EVERY tenant has an outside apart ment in a pyramid-shaped house de signed by Edwin A. Koch, New York architect. Some time ago, Koch planned a bank of apartments for a steeply sloping hillside. Then the bold idea occurred to him of joining four of the dwellings, back to back in a pattern like a cross, with the result shown above. Carrying modern set-back architecture to its logical extreme, the huge building provides a private terrace, with penthouse airiness, for every tenant above the fourth floor. No windows face the interior, a naturally ventilated hollow core fourteen stories high. Its base of sixty-four-foot diameter provides ample space for cars to discharge and pick up passengers at passageways leading to the elevators. Pedestrians use exterior doors. Apartments are supplied from a central plant with washed, humidified, and heated air in winter and with unheated air for summer coolness. Open corners of the building’s cross-shaped base provide a two-way automobile drive, a parking space for visitors, and two covered garages for tenants.

13 comments
  1. Tom says: July 29, 20118:08 am

    Looks pretty neat. I assume it was never built. The apts. I lived in when younger faced brick walls,ventilation shaft, or garbage area. Of course being constantly broke had a lot to do with my choices.
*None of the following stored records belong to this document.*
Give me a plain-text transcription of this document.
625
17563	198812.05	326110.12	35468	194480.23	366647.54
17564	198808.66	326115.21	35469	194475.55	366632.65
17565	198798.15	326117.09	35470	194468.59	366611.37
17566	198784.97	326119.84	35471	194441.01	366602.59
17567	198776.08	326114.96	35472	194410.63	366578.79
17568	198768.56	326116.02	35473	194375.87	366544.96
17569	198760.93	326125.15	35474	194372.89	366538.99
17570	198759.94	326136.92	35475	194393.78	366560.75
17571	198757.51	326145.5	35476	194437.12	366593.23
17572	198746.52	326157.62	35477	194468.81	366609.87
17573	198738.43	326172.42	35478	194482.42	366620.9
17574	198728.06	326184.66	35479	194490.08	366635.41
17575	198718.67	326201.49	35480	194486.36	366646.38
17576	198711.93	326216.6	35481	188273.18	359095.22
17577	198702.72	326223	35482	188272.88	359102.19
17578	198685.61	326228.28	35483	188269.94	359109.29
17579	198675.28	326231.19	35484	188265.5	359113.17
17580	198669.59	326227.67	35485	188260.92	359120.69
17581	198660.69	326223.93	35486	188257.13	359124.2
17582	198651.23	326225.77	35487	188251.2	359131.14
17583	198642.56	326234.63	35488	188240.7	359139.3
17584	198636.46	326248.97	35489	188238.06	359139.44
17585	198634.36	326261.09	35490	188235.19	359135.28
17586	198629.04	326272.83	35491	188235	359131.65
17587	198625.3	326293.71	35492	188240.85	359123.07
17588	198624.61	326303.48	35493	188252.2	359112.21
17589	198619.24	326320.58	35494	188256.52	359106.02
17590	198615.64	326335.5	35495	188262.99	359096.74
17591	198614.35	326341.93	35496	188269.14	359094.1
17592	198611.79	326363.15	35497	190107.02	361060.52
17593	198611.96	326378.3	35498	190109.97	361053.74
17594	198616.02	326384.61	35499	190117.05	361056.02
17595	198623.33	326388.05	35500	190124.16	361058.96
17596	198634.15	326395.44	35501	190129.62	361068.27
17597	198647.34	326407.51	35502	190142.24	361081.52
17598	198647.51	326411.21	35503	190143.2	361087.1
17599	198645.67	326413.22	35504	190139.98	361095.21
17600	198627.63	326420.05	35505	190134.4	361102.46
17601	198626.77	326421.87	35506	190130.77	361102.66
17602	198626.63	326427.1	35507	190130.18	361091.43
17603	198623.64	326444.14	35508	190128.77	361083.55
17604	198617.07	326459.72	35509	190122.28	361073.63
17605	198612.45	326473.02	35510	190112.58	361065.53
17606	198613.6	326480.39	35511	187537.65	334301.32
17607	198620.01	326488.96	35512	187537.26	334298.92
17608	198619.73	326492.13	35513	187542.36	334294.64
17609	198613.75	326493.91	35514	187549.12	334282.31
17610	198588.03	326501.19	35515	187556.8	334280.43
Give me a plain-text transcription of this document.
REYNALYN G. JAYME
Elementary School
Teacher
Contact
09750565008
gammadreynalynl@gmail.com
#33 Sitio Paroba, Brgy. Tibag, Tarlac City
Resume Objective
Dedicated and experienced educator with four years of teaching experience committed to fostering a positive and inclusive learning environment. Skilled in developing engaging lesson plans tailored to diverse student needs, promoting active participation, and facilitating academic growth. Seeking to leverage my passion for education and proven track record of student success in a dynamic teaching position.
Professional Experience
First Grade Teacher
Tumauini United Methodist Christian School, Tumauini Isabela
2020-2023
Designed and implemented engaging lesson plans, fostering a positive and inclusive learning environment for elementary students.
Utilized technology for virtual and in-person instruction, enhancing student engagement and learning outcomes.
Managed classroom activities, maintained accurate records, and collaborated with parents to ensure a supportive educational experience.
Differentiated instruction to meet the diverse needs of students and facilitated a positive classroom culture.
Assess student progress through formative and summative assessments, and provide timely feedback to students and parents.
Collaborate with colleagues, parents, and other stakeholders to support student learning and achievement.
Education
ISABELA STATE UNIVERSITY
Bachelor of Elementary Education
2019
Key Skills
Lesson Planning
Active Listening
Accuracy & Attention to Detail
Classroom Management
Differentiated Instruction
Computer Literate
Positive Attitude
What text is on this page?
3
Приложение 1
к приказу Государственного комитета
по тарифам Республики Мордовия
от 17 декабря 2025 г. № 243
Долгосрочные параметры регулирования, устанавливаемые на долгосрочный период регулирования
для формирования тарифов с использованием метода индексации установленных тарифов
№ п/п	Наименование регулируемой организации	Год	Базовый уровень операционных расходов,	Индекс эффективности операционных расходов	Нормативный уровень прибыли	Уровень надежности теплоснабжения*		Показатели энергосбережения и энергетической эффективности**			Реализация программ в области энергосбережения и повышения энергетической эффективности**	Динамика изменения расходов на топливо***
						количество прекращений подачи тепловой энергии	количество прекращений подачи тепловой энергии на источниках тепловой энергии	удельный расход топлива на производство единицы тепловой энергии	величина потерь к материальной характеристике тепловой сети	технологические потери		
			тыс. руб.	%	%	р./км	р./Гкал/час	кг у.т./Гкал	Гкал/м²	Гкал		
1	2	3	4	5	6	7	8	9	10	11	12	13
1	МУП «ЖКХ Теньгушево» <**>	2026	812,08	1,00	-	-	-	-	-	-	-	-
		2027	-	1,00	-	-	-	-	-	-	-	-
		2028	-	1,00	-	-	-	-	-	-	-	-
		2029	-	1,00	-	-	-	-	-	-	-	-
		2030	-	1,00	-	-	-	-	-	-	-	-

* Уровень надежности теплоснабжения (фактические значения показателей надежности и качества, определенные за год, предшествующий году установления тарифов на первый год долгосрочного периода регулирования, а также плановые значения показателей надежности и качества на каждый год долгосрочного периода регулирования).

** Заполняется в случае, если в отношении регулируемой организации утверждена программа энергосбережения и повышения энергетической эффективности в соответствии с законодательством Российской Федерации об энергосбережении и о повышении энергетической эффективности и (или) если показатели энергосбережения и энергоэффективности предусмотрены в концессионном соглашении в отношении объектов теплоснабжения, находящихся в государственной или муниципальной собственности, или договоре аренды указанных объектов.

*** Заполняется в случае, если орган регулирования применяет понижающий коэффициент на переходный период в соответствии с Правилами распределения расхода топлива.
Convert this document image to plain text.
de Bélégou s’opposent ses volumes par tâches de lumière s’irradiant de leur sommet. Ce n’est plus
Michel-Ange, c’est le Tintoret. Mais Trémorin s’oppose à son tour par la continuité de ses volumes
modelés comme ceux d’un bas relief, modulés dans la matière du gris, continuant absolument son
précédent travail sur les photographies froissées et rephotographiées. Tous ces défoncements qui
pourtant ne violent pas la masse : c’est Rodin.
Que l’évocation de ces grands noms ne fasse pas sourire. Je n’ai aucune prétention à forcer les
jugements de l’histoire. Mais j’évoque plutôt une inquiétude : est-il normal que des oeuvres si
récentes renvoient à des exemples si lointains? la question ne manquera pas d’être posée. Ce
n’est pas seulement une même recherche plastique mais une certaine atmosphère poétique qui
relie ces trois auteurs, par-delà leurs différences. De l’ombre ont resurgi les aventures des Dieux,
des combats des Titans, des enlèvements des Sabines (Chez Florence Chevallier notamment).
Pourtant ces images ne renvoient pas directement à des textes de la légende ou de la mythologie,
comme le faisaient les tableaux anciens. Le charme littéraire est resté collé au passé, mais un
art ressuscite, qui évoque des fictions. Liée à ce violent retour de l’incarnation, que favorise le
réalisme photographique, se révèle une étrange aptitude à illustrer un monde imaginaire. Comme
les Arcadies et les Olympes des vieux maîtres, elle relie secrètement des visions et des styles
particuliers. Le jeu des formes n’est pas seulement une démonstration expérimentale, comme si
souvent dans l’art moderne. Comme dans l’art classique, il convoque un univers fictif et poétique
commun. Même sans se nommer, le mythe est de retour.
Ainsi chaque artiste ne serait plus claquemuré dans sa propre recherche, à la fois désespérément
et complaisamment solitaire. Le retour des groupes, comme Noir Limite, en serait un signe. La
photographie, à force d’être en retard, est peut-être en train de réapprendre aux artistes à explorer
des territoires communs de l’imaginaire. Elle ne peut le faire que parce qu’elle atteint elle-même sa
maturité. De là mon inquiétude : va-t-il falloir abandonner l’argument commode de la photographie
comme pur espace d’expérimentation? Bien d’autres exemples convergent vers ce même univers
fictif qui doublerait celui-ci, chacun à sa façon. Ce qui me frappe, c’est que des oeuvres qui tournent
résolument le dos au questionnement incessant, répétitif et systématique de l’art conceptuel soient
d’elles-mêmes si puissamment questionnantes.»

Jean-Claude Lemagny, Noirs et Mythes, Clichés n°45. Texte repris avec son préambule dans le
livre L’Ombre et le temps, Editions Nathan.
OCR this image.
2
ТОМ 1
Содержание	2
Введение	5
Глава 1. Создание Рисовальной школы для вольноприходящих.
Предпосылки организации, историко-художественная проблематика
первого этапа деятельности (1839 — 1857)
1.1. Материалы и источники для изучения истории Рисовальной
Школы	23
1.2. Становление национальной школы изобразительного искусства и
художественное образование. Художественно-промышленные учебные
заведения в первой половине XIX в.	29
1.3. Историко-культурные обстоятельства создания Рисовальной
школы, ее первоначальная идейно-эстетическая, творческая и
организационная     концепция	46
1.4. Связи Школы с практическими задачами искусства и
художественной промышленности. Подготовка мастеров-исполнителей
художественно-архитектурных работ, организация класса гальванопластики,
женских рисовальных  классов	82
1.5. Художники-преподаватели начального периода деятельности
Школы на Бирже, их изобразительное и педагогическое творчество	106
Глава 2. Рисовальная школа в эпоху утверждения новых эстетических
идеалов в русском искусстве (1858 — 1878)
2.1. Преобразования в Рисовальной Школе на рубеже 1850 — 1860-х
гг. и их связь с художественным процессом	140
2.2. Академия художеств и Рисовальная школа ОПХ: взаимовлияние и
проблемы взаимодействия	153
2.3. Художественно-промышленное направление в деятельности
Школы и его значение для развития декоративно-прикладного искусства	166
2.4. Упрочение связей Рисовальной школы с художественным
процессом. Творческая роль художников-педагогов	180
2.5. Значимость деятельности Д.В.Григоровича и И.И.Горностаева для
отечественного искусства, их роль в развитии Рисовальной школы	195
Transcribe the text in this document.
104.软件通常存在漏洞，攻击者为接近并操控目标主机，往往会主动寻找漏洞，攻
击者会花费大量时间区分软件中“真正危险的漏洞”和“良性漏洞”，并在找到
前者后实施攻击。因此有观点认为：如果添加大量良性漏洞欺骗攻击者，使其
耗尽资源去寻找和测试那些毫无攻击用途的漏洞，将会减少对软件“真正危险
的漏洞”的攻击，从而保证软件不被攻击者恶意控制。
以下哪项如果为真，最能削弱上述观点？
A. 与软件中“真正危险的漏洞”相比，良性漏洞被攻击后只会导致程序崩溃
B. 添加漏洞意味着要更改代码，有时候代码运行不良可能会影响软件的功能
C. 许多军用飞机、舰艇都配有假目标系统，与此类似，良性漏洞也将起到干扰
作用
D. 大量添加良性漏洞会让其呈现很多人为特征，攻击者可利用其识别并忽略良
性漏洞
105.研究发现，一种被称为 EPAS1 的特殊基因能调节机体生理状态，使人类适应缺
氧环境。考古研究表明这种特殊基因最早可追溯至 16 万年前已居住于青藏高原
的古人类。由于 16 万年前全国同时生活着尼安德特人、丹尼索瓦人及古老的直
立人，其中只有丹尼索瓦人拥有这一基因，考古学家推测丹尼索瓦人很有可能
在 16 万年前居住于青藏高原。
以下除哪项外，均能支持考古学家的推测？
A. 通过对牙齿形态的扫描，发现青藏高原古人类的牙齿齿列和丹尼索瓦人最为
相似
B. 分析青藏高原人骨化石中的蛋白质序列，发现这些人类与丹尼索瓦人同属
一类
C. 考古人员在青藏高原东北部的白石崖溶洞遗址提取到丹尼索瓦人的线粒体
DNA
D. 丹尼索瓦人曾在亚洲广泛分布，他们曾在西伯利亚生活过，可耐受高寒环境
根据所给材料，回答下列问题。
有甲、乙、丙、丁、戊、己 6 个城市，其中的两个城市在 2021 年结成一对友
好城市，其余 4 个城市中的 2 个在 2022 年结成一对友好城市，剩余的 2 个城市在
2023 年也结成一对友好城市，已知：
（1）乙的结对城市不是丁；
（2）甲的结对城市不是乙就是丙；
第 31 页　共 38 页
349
  2. Rick Auricchio says: July 29, 20118:46 am

    It’s definitely neat, but I’ll bet economics prevented it from ever being built. The rentable floor space is about a third of that in a conventional rectangular building.

    Interior apartments still generate rental income, though not as much as the perimeter units.

  3. Hirudinea says: July 29, 20118:47 am

    “There is no Dana only Zuul.” Looks like the guy who built the apartment in Ghostbusters did some other work as well.

  4. Kenneth Wright says: July 29, 20119:28 am

    Perhaps some kind Cousin Jonathan will enlighten my ignorance here. “Interior apartment” is a term I’ve never met with in the UK – it can’t mean an apartment without windows, surely?

  5. Kenneth Wright says: July 29, 20119:30 am

    Outside windows, I mean.

  6. Charlene says: July 29, 20119:32 am

    @Rick, you’re right that the design would be completely inappropriate for New York, but it would be perfect for a place like here in Winnipeg. The low cost of land combined with the surprisingly high demand for luxury condos would make this design very attractive to buyers. Replace the courts with a skating rink and it would be the most popular development in the city.

    And haven’t we seen this architect before?

  7. Charlene says: July 29, 20119:37 am

    @Kenneth Wright, I think an interior apartment’s windows face either an interior courtyard or the space between the legs of an H-shaped building – what I’d call a titular courtyard.

    The H shape is an efficient way of using space while ensuring every room has a window. H-shaped buildings are common in older districts in North America such as our Exchange District, but I don’t know how common they are in the UK.

  8. Rick Auricchio says: July 29, 20114:36 pm

    Thanks for clarifying, Charlene. I wasn’t thinking about windows when I said “interior apartment,” but of course they’d have windows!

  9. Devak says: July 29, 201111:36 pm

    This is so wonderful. I’ve always wanted to live in a building that was copied after an ancient Mayan monument used for human sacrifice.

  10. Repack Rider says: July 30, 20118:26 am

    Sucks to live on the north side.

  11. Rick s. says: July 30, 201110:48 am

    Although not an apartment building, here is something similar in New York. As I recall, the stepped construction was used to prevent too much blockage of light in that area of the city.

    http://www.getty.edu/ar…

    Rick

  12. C.H. says: July 30, 201112:24 pm

    Streamlined Spook Central!

  13. Mike Brown says: August 1, 20117:22 am

    > As I recall, the stepped construction was used to prevent too much blockage of light in that area of the city.

    Stepped buildings in New York City were a result of a change to the zoning ordinance in 1916, which regulated the coverage of buildings by height, so that as the building got taller the set-back from the street had to increase.

    The building in the article reminds me of the yet-uncompleted (perhaps never-to-be-completed?) pyramidal hotel in North Korea.